En Afrique de l’Ouest, le tableau de l’emploi des jeunes est peu reluisant. En effet, les jeunes travailleurs sont concentrés de manière disproportionnée dans l’économie informelle. Le manque d’emplois permanents pour les jeunes est en hausse. L’insécurité et le ralentissement de la transition de l’école au travail demeurent préoccupants. Le découragement et le détachement du marché du travail tendent à se généraliser.
Dans un continent à la recherche de moyens d’éradication de la pauvreté, de développement durable et de paix, il paraît clair que relever le défi de l’emploi des jeunes est une condition préalable à ces aspirations. Ainsi, la meilleure façon de sortir de la pauvreté, c’est de créer des emplois.
si on regarde la deuxième génération des Cadres stratégiques pour la croissance et la réduction de la pauvreté lancés par beaucoup d’Etats africains sous l’impulsion du FMI et de la Banque mondiale, la question de l’emploi devient une question centrale. Les États de la sous-région doivent faire passer la question de l’emploi, non pas comme une question résiduelle, mais comme une question centrale des stratégies macroéconomiques. Ils devraient prendre conscience également que ces politiques macroéconomiques doivent être à même de soutenir une croissance inclusive riche en emplois.

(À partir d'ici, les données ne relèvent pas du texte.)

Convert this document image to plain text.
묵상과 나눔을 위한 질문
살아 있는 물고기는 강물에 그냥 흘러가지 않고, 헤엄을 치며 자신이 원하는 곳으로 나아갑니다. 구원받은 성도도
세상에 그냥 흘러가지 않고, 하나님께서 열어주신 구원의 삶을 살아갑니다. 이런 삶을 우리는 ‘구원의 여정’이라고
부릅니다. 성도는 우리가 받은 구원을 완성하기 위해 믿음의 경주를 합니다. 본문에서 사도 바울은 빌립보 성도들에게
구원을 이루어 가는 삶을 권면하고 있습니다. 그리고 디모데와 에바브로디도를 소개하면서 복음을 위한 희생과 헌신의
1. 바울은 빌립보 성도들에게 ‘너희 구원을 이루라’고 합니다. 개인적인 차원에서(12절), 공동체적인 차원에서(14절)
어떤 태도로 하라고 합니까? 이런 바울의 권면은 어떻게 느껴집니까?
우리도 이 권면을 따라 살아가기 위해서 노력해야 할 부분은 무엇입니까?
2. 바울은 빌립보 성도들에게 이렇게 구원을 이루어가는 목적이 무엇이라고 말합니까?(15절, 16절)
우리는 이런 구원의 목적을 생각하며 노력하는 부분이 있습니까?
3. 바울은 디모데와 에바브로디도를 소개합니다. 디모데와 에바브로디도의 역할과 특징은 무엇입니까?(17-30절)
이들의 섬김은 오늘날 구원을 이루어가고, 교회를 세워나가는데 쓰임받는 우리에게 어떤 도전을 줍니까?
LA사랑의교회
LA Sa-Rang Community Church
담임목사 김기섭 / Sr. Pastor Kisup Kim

Dans le contexte des vicissitudes nées de la crise financière mondiale de 2008, les dépenses des gouvernements sur les politiques de l’emploi ciblant les jeunes devraient être soutenues pour remettre les clignotants au vert. Or, dans de nombreux pays africains,l’assainissement des finances publiques domine l’agenda politique. La réduction des dépenses publiques qui sous-tend cette politique est susceptible d’aggraver la crise de l’emploi des jeunes.
FACTEURS BLOQUANTS :
En Afrique subsaharienne, la tâche n’est pas aisée à cause de deux facteurs:
Le premier est relatif à l’inadéquation entre croissance économique et accroissement de l’emploi. En effet, malgré une croissance soutenue de 5% ces dernières années, le niveau de l’emploi des jeunes n’a pas augmenté.
Le second facteur est caractérisé par l’inadéquation entre les systèmes d’éducation/formation et les besoins du marché du travail. Autrement dit la faible employabilité des jeunes. D’où la nécessité de trouver de meilleurs liens entre éducation, formation et monde du travail. A cet effet, il faudrait faire en sorte que l’Enseignement et la Formation techniques et professionnels (ETFP) soient adaptés aux besoins du marché du travail.
En somme, l’employabilité des jeunes ouest-africains, s’articule autour de deux principaux axes d’orientation :
• l’adéquate intégration de la problématique de l’emploi des jeunes au sein des programmes et des politiques nationales ;
• le développement d’interventions en faveur des jeunes les plus défavorisés.